SWAT Conference 2015: Top 3


Having attended the excellent SWAT Conference last week I was left with some questions, ideas and thoughts. A change of scenery and the wonderful train journey along the coast are always invigorating and left me with a greater sense of ‘Yes! Now I remember why I do what I do! And I’ve got some more ideas about how to do it…’

Here’s my SWAT Top 3:

  • Why do you do what you do?

Listening to Dan Roberts’ keynote speech was a reminder of the courage and bravery required by the profession at a time of great change. Having taught for several years now, I can’t remember such a demanding and challenging time but have to also confess to enjoying the Rubik’s Cube nature of curriculum planning and strategising. As an English teacher and KS3/4 coordinator I’m conscious of wanting to help lead the team I am part of to successfully plan, teach and assess students ready for the new suite of GCSEs but also to take into account changes at KS3 too. Sometimes it feels like we are climbing a mountain (or maybe standing on the edge of a precipice?!) but I am quietly confident that we will only improve our students’ chances and our ability to encourage their independence as learners. I also loved Dan’s He-Man reference – although I was more of a She-Ra fan myself!

  • Literacy: hot topic

I really enjoyed Helena Baker-Thornton’s ‘A different approach to whole school literacy’ and hearing about Torquay Girls’ Grammar School’s approach to the all-important issue of whole school literacy, a perennial topic that we continue to strive towards improving. I thought the use of a sophisticated media campaign, alongside other methods, was a great way to get students’ attention and to inspire the whole community to be involved.

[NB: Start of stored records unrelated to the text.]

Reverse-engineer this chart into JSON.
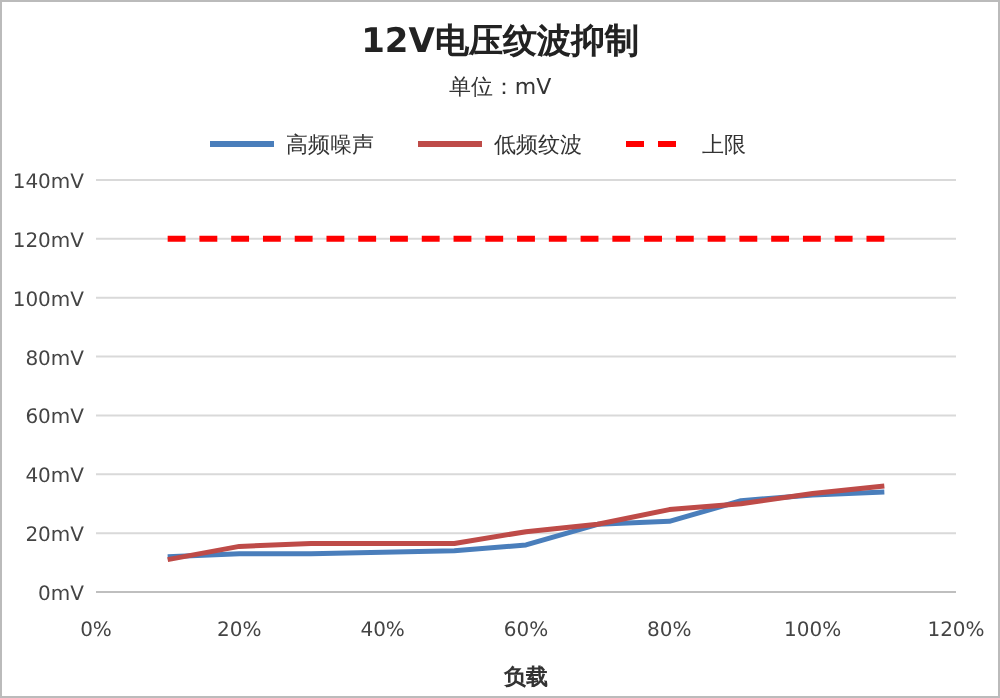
{
  "chart_data": {
    "type": "line",
    "title": "12V电压纹波抑制",
    "subtitle": "单位：mV",
    "xlabel": "负载",
    "x": [
      10,
      20,
      30,
      40,
      50,
      60,
      70,
      80,
      90,
      100,
      110
    ],
    "series": [
      {
        "name": "高频噪声",
        "color": "#4a7ebb",
        "values": [
          12,
          13,
          13,
          13.5,
          14,
          16,
          23,
          24,
          31,
          33,
          34
        ]
      },
      {
        "name": "低频纹波",
        "color": "#be4b48",
        "values": [
          11,
          15.5,
          16.5,
          16.5,
          16.5,
          20.5,
          23,
          28,
          30,
          33.5,
          36
        ]
      },
      {
        "name": "上限",
        "color": "#ff0000",
        "line_style": "dashed",
        "values": [
          120,
          120,
          120,
          120,
          120,
          120,
          120,
          120,
          120,
          120,
          120
        ]
      }
    ],
    "xlim": [
      0,
      120
    ],
    "xticks": [
      {
        "value": 0,
        "label": "0%"
      },
      {
        "value": 20,
        "label": "20%"
      },
      {
        "value": 40,
        "label": "40%"
      },
      {
        "value": 60,
        "label": "60%"
      },
      {
        "value": 80,
        "label": "80%"
      },
      {
        "value": 100,
        "label": "100%"
      },
      {
        "value": 120,
        "label": "120%"
      }
    ],
    "ylim": [
      0,
      140
    ],
    "yticks": [
      {
        "value": 0,
        "label": "0mV"
      },
      {
        "value": 20,
        "label": "20mV"
      },
      {
        "value": 40,
        "label": "40mV"
      },
      {
        "value": 60,
        "label": "60mV"
      },
      {
        "value": 80,
        "label": "80mV"
      },
      {
        "value": 100,
        "label": "100mV"
      },
      {
        "value": 120,
        "label": "120mV"
      },
      {
        "value": 140,
        "label": "140mV"
      }
    ],
    "grid": "y",
    "legend": "top",
    "line_style": "solid"
  }
}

  • SOLO taxonomy, fostering student independence and ’thinking skills’

As explained in Nicola’s blog post, SOLO taxonomy involves a structured approach to planning and learning which draws attention to processes and stages in students’ development of ideas. This very overt method of sharing with students which skills are being used when complemented and added to my own approach to teaching GCSE English Literature this year, where I have tried a number of techniques and approaches to overtly sharing ‘thinking skills’ with students. My approach has been to emphasise the hierarchical nature of key ‘thinking skills’ required in the Literature exams and to encourage students conscious application of these skills as they approach their literature responses.

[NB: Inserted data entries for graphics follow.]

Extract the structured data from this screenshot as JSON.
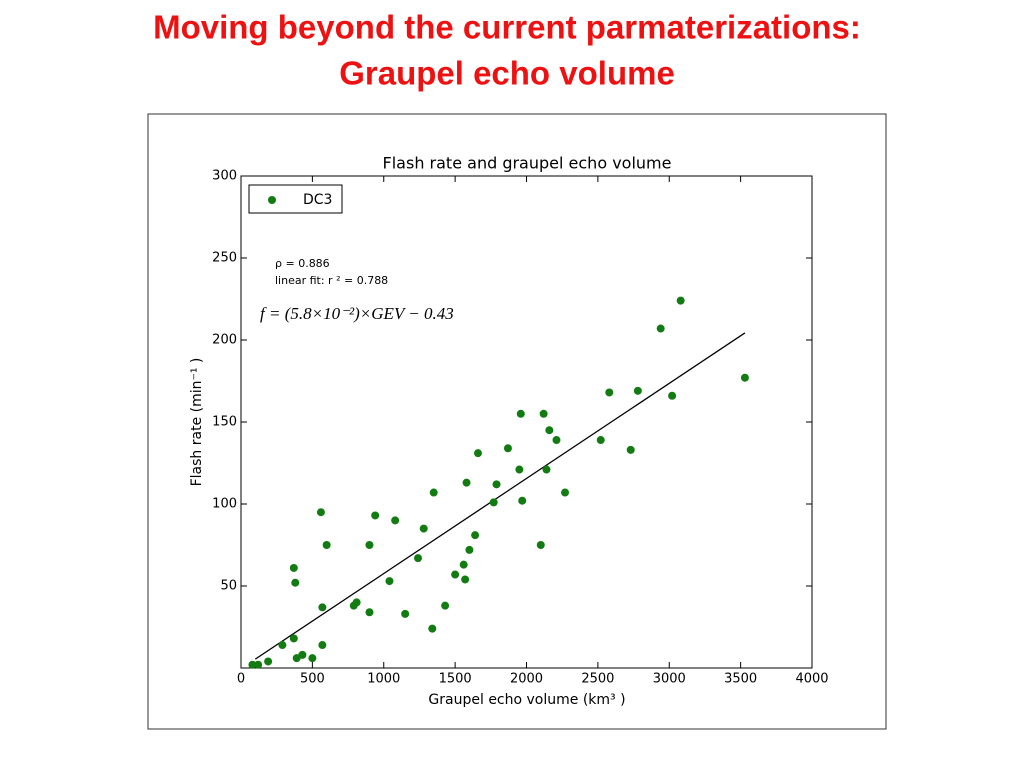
{
  "slide": {
    "title_lines": [
      "Moving beyond the current parmaterizations:",
      "Graupel echo volume"
    ]
  },
  "chart_data": {
    "type": "scatter",
    "title": "Flash rate and graupel echo volume",
    "xlabel": "Graupel echo volume (km³ )",
    "ylabel": "Flash rate (min⁻¹ )",
    "xlim": [
      0,
      4000
    ],
    "xticks": [
      0,
      500,
      1000,
      1500,
      2000,
      2500,
      3000,
      3500,
      4000
    ],
    "ylim": [
      0,
      300
    ],
    "yticks": [
      50,
      100,
      150,
      200,
      250,
      300
    ],
    "legend": "upper left",
    "annotations": [
      "ρ = 0.886",
      "linear fit: r ² = 0.788",
      "f = (5.8×10⁻²)×GEV − 0.43"
    ],
    "series": [
      {
        "name": "DC3",
        "color": "#127c12",
        "x": [
          80,
          120,
          190,
          290,
          370,
          370,
          380,
          390,
          430,
          500,
          560,
          570,
          570,
          600,
          790,
          810,
          900,
          900,
          940,
          1040,
          1080,
          1150,
          1240,
          1280,
          1340,
          1350,
          1430,
          1500,
          1560,
          1570,
          1580,
          1600,
          1640,
          1660,
          1770,
          1790,
          1870,
          1950,
          1960,
          1970,
          2100,
          2120,
          2140,
          2160,
          2210,
          2270,
          2520,
          2580,
          2730,
          2780,
          2940,
          3020,
          3080,
          3530
        ],
        "values": [
          2,
          2,
          4,
          14,
          18,
          61,
          52,
          6,
          8,
          6,
          95,
          37,
          14,
          75,
          38,
          40,
          34,
          75,
          93,
          53,
          90,
          33,
          67,
          85,
          24,
          107,
          38,
          57,
          63,
          54,
          113,
          72,
          81,
          131,
          101,
          112,
          134,
          121,
          155,
          102,
          75,
          155,
          121,
          145,
          139,
          107,
          139,
          168,
          133,
          169,
          207,
          166,
          224,
          177
        ]
      }
    ],
    "fit_line": {
      "color": "#000000",
      "x": [
        100,
        3530
      ],
      "values": [
        5.4,
        204.3
      ]
    }
  }
}
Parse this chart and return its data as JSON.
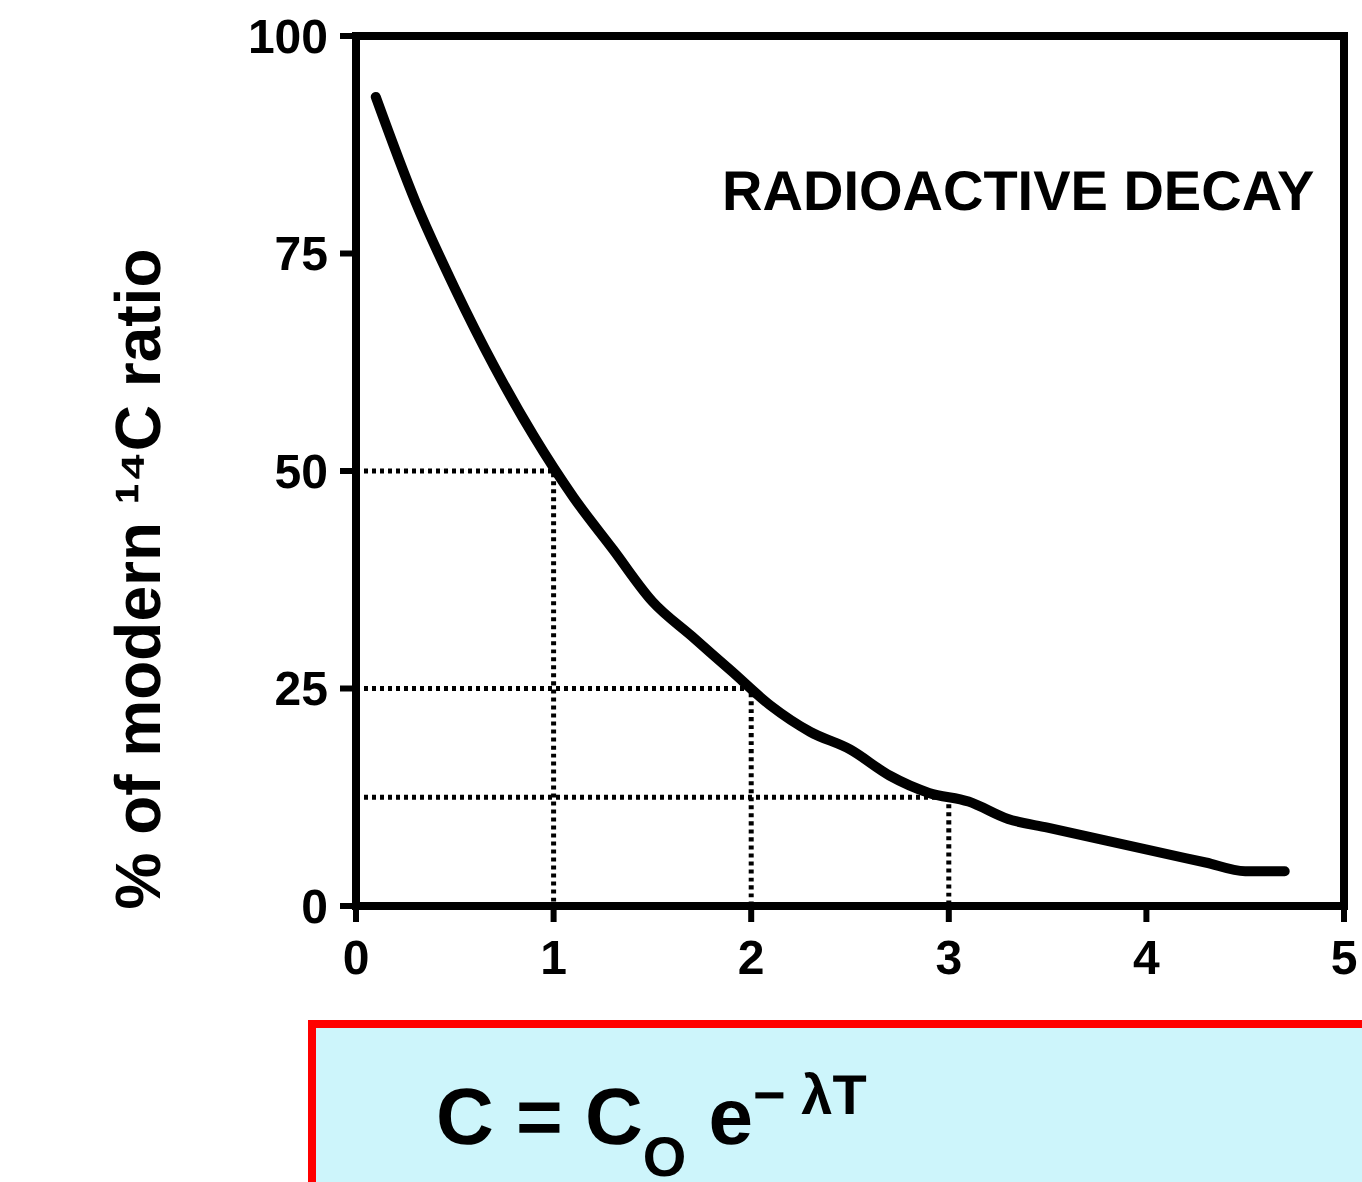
{
  "chart_data": {
    "type": "line",
    "ylabel": "% of modern ¹⁴C ratio",
    "xlim": [
      0,
      5
    ],
    "ylim": [
      0,
      100
    ],
    "xticks": [
      0,
      1,
      2,
      3,
      4,
      5
    ],
    "yticks": [
      0,
      25,
      50,
      75,
      100
    ],
    "grid": false,
    "annotations": [
      "RADIOACTIVE DECAY",
      "C = C$_{O}$ e$^{− λT}$"
    ],
    "series": [
      {
        "color": "#000000",
        "line_style": "solid",
        "x": [
          0.1,
          0.3,
          0.5,
          0.7,
          0.9,
          1.1,
          1.3,
          1.5,
          1.7,
          1.9,
          2.1,
          2.3,
          2.5,
          2.7,
          2.9,
          3.1,
          3.3,
          3.5,
          3.7,
          3.9,
          4.1,
          4.3,
          4.5,
          4.7
        ],
        "values": [
          93,
          81,
          71,
          62,
          54,
          47,
          41,
          35,
          31,
          27,
          23,
          20,
          18,
          15,
          13,
          12,
          10,
          9,
          8,
          7,
          6,
          5,
          4,
          4
        ]
      },
      {
        "type": "line",
        "color": "#000000",
        "line_style": "dotted",
        "x": [
          0,
          1,
          1
        ],
        "values": [
          50,
          50,
          0
        ]
      },
      {
        "type": "line",
        "color": "#000000",
        "line_style": "dotted",
        "x": [
          0,
          2,
          2
        ],
        "values": [
          25,
          25,
          0
        ]
      },
      {
        "type": "line",
        "color": "#000000",
        "line_style": "dotted",
        "x": [
          0,
          3,
          3
        ],
        "values": [
          12.5,
          12.5,
          0
        ]
      }
    ]
  }
}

I also thoroughly enjoyed participating in the workshop led by very articulate students from Torquay Boys’ Grammar School. They shared some approaches, including ‘Argument Tennis’, which I am keen to try. A very simple but effective and consistent method for providing feedback in students’ exercise books involved a stamp with categories for teachers to write alongside the icons. Teachers provided feedback on content, SPaG and also a question for students to respond to – along with improvements. This type of DIRT feedback is so useful and made me reflect on how it could be used in the English Department at DHSB. I’ve been experimenting with my own ‘traffic light’ system for providing formative feedback this year and perhaps these two approaches might be useful for the future…

Overall I thoroughly enjoyed the day and the opportunity to share and learn in a thoroughly professional environment with time to listen, talk and enjoy lunch and coffee. Teachers are consummate professionals and we should always be proud of what we do – and we always strive to be better.